I’ve always considered myself an open-minded person who seeks to find the best in even what seems to be the worst situations, people, or scenarios. Yet, recently, somewhere along the way, I had lost sight of that.
What China & Sibling Rivalry have in Common
And so as I lost sight of this I began feeling anger towards everything and everyone around me … blaming the situation rather than myself for being the cause of my negative attitude. Now, I’ve travelled and lived in a few places around the world and while there are always ups and downs, I tend to enjoy both of them to the fullest.
Yet living in China has its own set of challenges. I’ll save that topic for another day though. But let me just say that this place is a rollercoaster … there are constant ups and downs and upside down turn arounds, and some days I love it and some days I absolutely loathe it. I’ve never felt this way about a place in my life before.
China is like your younger brother when you’re a preteen and he’s still just a kid. You love him, but sometimes he just annoys the sh*t out of you! Especially if, say, he spits all over the ground, constantly cuts you in line, and can’t communicate in your language! (Okay I’m not sure if I can ever love China like my younger brother, but you get the idea, right?)
My attitude was ridiculous. Pure negativity. Every word that came out of my mouth was nothing but a complaint. The fact that I could be so self-pittying is an emberassment in itself. I am SO lucky to be here and have been given such a great opportunity to grow as a person, challenge myself in a way most people won’t have the opportunity to at this age, get to know people from all walks of life, and travel throughout the countries halfway around the world from where I grew up.
What I’m Trying to Say
So, what am I trying to say here?
What I’m trying to say is its important to take a step back and see the positive in what may seem like one of the more stressful, frustrating, annoying, bothersome, crappy situations in our lives. I’m not trying to belittle anyone’s hardships or misfortunes, but I am trying to give you a few words of encouragement to hold your chin a little higher and realize that only you can make a situation worse or better for yourself.

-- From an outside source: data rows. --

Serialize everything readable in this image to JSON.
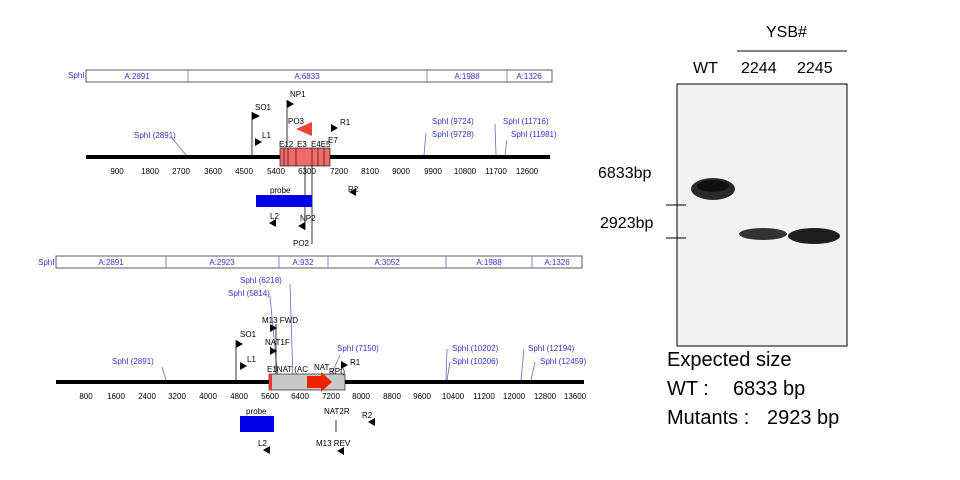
{
  "top_map": {
    "digest": {
      "enzyme": "SphI",
      "fragments": [
        "A:2891",
        "A:6833",
        "A:1988",
        "A:1326"
      ]
    },
    "scale_ticks": [
      "900",
      "1800",
      "2700",
      "3600",
      "4500",
      "5400",
      "6300",
      "7200",
      "8100",
      "9000",
      "9900",
      "10800",
      "11700",
      "12600"
    ],
    "sites": [
      "SphI (2891)",
      "SphI (9724)",
      "SphI (9728)",
      "SphI (11716)",
      "SphI (11981)"
    ],
    "primers": [
      "SO1",
      "L1",
      "NP1",
      "PO3",
      "R1",
      "R2",
      "L2",
      "NP2",
      "PO2"
    ],
    "exons": [
      "E12",
      "E3",
      "E4E5",
      "E7"
    ],
    "probe_label": "probe"
  },
  "bottom_map": {
    "digest": {
      "enzyme": "SphI",
      "fragments": [
        "A:2891",
        "A:2923",
        "A:932",
        "A:3052",
        "A:1988",
        "A:1326"
      ]
    },
    "scale_ticks": [
      "800",
      "1600",
      "2400",
      "3200",
      "4000",
      "4800",
      "5600",
      "6400",
      "7200",
      "8000",
      "8800",
      "9600",
      "10400",
      "11200",
      "12000",
      "12800",
      "13600"
    ],
    "sites": [
      "SphI (2891)",
      "SphI (5814)",
      "SphI (6218)",
      "SphI (7150)",
      "SphI (10202)",
      "SphI (10206)",
      "SphI (12194)",
      "SphI (12459)"
    ],
    "primers": [
      "SO1",
      "L1",
      "M13 FWD",
      "NAT1F",
      "R1",
      "R2",
      "L2",
      "NAT2R",
      "M13 REV"
    ],
    "features": [
      "E1NAT (AC",
      "NAT",
      "RPt)"
    ],
    "probe_label": "probe"
  },
  "gel": {
    "group_label": "YSB#",
    "lanes": [
      "WT",
      "2244",
      "2245"
    ],
    "markers": [
      "6833bp",
      "2923bp"
    ]
  },
  "expected": {
    "title": "Expected size",
    "wt_label": "WT :",
    "wt_value": "6833 bp",
    "mut_label": "Mutants :",
    "mut_value": "2923  bp"
  }
}
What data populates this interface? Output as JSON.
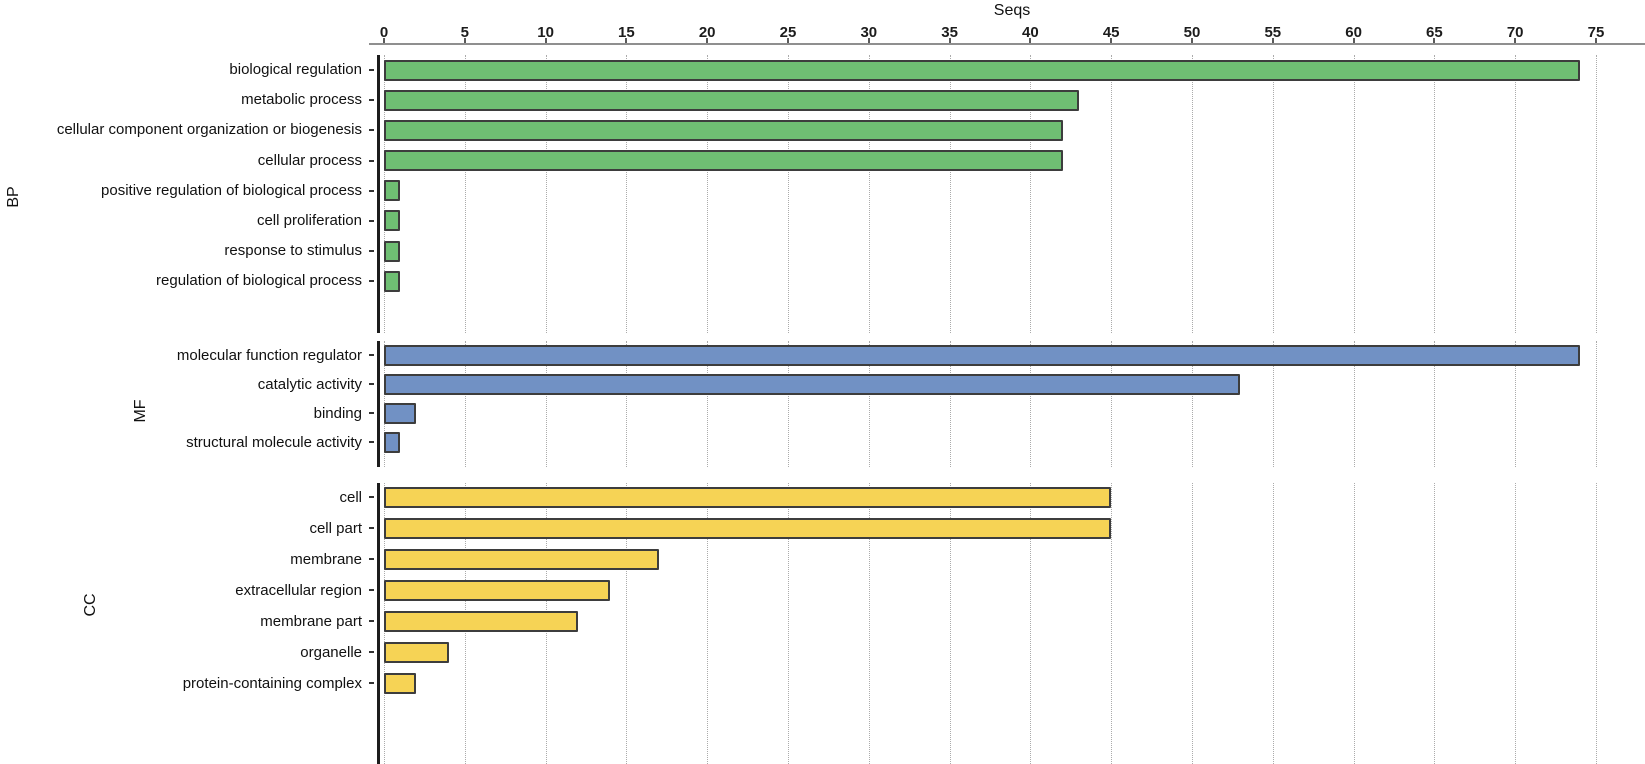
{
  "chart_data": {
    "type": "bar",
    "orientation": "horizontal",
    "title": "",
    "xlabel": "Seqs",
    "ylabel": "",
    "xlim": [
      0,
      75
    ],
    "x_ticks": [
      0,
      5,
      10,
      15,
      20,
      25,
      30,
      35,
      40,
      45,
      50,
      55,
      60,
      65,
      70,
      75
    ],
    "grid": "vertical-dotted",
    "legend": "none",
    "bar_border_color": "#3d3d3d",
    "groups": [
      {
        "name": "BP",
        "color": "#6fbf73",
        "categories": [
          "biological regulation",
          "metabolic process",
          "cellular component organization or biogenesis",
          "cellular process",
          "positive regulation of biological process",
          "cell proliferation",
          "response to stimulus",
          "regulation of biological process"
        ],
        "values": [
          74,
          43,
          42,
          42,
          1,
          1,
          1,
          1
        ]
      },
      {
        "name": "MF",
        "color": "#7191c4",
        "categories": [
          "molecular function regulator",
          "catalytic activity",
          "binding",
          "structural molecule activity"
        ],
        "values": [
          74,
          53,
          2,
          1
        ]
      },
      {
        "name": "CC",
        "color": "#f6d355",
        "categories": [
          "cell",
          "cell part",
          "membrane",
          "extracellular region",
          "membrane part",
          "organelle",
          "protein-containing complex"
        ],
        "values": [
          45,
          45,
          17,
          14,
          12,
          4,
          2
        ]
      }
    ]
  }
}
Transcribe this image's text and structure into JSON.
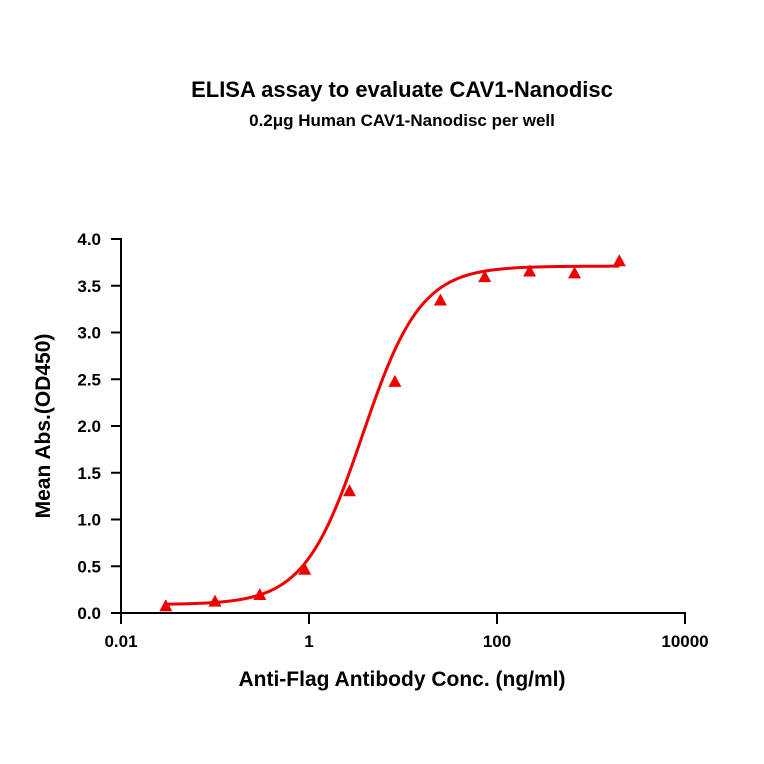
{
  "chart_data": {
    "type": "scatter",
    "title": "ELISA assay to evaluate CAV1-Nanodisc",
    "subtitle": "0.2μg Human CAV1-Nanodisc per well",
    "xlabel": "Anti-Flag Antibody Conc. (ng/ml)",
    "ylabel": "Mean Abs.(OD450)",
    "x_scale": "log",
    "xlim": [
      0.01,
      10000
    ],
    "ylim": [
      0,
      4.0
    ],
    "x_ticks": [
      {
        "value": 0.01,
        "label": "0.01"
      },
      {
        "value": 1,
        "label": "1"
      },
      {
        "value": 100,
        "label": "100"
      },
      {
        "value": 10000,
        "label": "10000"
      }
    ],
    "y_ticks": [
      {
        "value": 0.0,
        "label": "0.0"
      },
      {
        "value": 0.5,
        "label": "0.5"
      },
      {
        "value": 1.0,
        "label": "1.0"
      },
      {
        "value": 1.5,
        "label": "1.5"
      },
      {
        "value": 2.0,
        "label": "2.0"
      },
      {
        "value": 2.5,
        "label": "2.5"
      },
      {
        "value": 3.0,
        "label": "3.0"
      },
      {
        "value": 3.5,
        "label": "3.5"
      },
      {
        "value": 4.0,
        "label": "4.0"
      }
    ],
    "grid": false,
    "legend": "none",
    "series": [
      {
        "marker": "triangle",
        "color": "#ee0000",
        "x": [
          0.03,
          0.1,
          0.3,
          0.9,
          2.7,
          8.2,
          25,
          74,
          222,
          667,
          2000
        ],
        "y": [
          0.07,
          0.12,
          0.19,
          0.46,
          1.3,
          2.47,
          3.34,
          3.59,
          3.65,
          3.63,
          3.76
        ]
      }
    ],
    "fit_curve": {
      "model": "4PL",
      "bottom": 0.09,
      "top": 3.71,
      "ec50": 3.7,
      "hill": 1.4,
      "color": "#ee0000"
    }
  }
}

For me personally, it doesn’t matter how much I complain or call people motherfu$&ers in english knowing they can’t understand me when they cut me in line at the Subway. (That was a low point for me!) Getting upset isn’t going to do anything but make me feel even more mad…not to mention leave me with a distressed, unhappy, and obviously unsexy look on my face for the rest of the day.
With all that said, next time you’re stressed or upset or feel like you are going to scream/slap the next person that pisses you off … just relax. Change your attitude.
You can change it breifly for the moment by doing something that makes you happy, but the real remedy is to change your overall attitude and state-of-mind. Find a new way to look at the situation. Set up goals or benchmarks that will show you that you aren’t just getting through it, but you’re becoming a better person because of it.
Because, well, as we all know, life can be a bitch. And when life hands you lemons you should make lemonade. Life is just too short and sweet to be unhappy and mad at the world… we might as well enjoy it.
And finally, negativity is contagious … and so is being positive … which one do you want to spread?
(Written 5/31/2010 – Beijing, China)
Have you ever let a negative attitude get the best of you? How did you snap out of it? What did you learn from it?